THE PHILADELPHIA Eagles are close to scoring a settlement with the city in a long-running financial dispute that turned into a public fiasco earlier this year.
A ruling anticipated next week in Common Pleas Court will likely mean that the team owes the city between zero and $3 million after both sides claimed they were owed $8 million.
Senior Judge Albert Sheppard Jr. yesterday handed down the first half of a two-part ruling, finding that the Eagles owe the city $8 million from skybox revenue for the 2000 and 2001 football seasons at Veterans Stadium.
Sheppard is expected to rule next week on the team's counterclaim for $8 million from a preseason game canceled in 2001 due to problems with the city-maintained playing surface.
Mathieu Shapiro, an attorney for the team, said that he expects Sheppard to award the Eagles between $5 million and $8 million, based on recent negotiations between Mayor Nutter's administration and the team's attorneys.
Nutter said yesterday that he was "certainly pleased" that the first half of the dispute is resolved, a sentiment echoed shortly after in a statement released by the Eagles. Nutter declined to speculate on how Sheppard will rule next week on the team's countersuit.
"I'm not going to try to predict the future," Nutter said.

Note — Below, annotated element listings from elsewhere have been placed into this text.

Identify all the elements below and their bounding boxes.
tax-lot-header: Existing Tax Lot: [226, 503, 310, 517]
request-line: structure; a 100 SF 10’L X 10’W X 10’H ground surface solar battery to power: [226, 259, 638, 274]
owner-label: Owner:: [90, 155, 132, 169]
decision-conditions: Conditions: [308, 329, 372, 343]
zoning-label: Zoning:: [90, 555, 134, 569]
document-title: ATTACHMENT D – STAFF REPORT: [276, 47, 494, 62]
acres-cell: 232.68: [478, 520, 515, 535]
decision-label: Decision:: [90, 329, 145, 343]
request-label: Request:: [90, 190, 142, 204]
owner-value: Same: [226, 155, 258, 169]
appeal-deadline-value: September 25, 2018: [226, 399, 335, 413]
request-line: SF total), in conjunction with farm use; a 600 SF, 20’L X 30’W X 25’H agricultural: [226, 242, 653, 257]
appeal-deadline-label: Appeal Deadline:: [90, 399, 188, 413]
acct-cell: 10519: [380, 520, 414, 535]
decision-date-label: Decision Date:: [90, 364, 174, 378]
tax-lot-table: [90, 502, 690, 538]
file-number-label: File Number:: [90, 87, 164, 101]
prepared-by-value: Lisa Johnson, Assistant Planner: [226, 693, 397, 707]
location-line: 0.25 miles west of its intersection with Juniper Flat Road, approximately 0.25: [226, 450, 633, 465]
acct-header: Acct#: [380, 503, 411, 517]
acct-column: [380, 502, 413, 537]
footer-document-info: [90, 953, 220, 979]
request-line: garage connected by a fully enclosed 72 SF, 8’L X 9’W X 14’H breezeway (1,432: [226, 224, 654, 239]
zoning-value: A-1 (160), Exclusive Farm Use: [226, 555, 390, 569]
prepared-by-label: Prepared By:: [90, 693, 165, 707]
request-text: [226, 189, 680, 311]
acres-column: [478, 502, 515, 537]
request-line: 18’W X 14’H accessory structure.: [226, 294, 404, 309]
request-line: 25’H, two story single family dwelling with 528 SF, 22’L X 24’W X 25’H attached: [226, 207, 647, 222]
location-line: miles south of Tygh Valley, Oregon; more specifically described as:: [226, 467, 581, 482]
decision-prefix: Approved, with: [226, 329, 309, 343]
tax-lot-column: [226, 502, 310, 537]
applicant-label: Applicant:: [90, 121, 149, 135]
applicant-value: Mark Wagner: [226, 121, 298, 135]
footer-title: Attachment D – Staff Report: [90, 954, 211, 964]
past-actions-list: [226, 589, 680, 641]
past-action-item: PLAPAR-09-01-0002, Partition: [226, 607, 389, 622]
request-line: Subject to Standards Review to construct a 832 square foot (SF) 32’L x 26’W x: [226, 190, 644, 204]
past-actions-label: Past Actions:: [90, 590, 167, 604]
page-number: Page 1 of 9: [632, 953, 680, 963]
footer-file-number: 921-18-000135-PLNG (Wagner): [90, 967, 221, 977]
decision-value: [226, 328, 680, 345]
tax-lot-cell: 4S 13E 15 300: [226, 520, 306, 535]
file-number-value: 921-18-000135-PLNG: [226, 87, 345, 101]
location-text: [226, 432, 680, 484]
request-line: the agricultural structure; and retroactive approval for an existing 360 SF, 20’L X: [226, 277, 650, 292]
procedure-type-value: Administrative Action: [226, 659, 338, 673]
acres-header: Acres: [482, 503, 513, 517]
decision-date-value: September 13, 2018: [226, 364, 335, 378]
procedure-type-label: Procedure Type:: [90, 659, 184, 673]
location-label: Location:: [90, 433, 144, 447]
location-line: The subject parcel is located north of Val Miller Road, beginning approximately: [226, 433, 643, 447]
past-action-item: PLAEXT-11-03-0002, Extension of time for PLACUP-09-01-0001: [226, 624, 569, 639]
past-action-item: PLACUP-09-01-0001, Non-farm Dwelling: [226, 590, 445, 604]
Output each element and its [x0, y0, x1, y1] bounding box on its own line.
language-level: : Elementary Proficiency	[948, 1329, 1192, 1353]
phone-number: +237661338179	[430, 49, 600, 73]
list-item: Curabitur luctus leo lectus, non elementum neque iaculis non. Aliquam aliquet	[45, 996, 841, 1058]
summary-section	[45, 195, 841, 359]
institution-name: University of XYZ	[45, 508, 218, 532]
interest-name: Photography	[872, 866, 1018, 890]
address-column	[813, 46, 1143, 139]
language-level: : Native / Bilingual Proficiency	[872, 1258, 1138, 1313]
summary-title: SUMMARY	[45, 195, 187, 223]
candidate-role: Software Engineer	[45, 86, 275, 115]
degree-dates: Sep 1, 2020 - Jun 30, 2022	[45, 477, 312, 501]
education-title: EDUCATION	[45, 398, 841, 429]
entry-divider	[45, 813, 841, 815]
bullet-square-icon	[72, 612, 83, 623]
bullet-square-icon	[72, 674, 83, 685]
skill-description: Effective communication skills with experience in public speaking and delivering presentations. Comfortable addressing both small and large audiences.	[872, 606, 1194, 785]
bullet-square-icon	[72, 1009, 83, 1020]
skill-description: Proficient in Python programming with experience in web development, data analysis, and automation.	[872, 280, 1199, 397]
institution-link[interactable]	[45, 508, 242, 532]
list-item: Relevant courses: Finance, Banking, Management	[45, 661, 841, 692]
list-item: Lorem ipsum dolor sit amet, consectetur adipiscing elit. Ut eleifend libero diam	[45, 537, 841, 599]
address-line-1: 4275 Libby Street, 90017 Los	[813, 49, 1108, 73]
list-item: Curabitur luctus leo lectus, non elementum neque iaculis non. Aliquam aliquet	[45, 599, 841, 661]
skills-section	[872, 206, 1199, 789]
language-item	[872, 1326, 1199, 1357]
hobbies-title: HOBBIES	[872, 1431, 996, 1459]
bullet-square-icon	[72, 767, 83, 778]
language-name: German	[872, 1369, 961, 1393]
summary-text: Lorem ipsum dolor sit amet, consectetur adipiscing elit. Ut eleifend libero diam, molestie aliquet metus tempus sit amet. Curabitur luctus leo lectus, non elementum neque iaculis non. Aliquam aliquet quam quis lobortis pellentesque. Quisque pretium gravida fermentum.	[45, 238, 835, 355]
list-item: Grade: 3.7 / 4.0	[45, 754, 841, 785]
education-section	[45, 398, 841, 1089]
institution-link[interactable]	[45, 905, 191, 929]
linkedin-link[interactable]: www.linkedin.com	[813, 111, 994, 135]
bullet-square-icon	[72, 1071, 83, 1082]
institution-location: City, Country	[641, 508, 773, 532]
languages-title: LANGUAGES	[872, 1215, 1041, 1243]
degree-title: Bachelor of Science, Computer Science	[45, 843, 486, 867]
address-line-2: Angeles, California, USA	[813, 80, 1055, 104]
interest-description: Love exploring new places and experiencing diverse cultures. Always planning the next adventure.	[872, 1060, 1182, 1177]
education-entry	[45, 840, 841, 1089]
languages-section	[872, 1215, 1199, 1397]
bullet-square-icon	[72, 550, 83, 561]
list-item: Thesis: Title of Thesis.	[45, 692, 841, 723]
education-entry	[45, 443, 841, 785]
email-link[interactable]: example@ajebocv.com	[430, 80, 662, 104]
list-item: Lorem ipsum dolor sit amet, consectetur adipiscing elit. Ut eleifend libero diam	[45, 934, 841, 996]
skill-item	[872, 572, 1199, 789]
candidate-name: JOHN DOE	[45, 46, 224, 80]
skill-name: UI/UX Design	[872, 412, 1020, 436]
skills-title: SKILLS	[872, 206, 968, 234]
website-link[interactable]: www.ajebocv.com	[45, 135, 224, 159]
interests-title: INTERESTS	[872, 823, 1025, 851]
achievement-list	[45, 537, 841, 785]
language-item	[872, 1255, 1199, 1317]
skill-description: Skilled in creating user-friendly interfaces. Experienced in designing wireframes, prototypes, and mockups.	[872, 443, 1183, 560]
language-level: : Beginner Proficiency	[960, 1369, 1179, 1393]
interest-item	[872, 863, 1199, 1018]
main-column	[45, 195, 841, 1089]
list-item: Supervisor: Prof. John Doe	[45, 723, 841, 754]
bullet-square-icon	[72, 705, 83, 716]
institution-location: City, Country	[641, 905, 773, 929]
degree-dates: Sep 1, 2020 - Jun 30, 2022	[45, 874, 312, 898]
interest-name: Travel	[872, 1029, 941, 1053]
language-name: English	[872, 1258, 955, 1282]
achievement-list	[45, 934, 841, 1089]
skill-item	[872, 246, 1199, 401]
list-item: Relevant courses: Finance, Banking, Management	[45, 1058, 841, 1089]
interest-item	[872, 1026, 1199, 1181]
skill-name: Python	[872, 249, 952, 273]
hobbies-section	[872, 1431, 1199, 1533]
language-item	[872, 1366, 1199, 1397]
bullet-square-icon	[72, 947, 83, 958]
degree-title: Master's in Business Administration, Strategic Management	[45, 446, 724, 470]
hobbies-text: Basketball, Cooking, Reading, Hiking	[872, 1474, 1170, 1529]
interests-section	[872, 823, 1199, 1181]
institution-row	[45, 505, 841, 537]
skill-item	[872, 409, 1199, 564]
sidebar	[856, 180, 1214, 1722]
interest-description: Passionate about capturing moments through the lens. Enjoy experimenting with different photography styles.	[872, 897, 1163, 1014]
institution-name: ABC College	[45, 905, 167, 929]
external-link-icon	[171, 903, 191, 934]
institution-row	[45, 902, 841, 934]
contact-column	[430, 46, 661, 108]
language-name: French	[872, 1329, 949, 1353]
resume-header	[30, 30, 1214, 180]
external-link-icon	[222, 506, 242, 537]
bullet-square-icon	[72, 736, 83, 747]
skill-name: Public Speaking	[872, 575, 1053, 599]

Sheppard ruled in August 2005 that the Eagles owed the city revenue from the skyboxes and that the team was owed money for the missed preseason game.
The two sides have been negotiating during the lawsuits, trying to settle the matter. That blew up into a public spectacle in March when the Eagles went to court, claiming to have struck a deal with then-Mayor John Street to quietly settle the dispute for less than $1 million while the team and the city negotiated the terms to build Lincoln Financial Field.
Street denied that he had approved a secret deal, calling the team's claims "almost ludicrous."
The Eagles, while claiming that the deal existed, told the court in March that the lawsuits led to "precisely the type of negative publicity" the team wanted to avoid.
The dispute played out this year as the city struggled to close a $1.4 billion gap in its five-year spending plan. Protesters from ACORN, an advocacy group for low-income families, picketed the Wynnewood home of Eagles owner Jeffrey Lurie in March, singing "Pay, Eagles, Pay" to the tune of the team's fight song.
Shapiro said that the Eagles are dropping a request made in March to have Sheppard force the city to live up to the deal the team claimed to have with Street.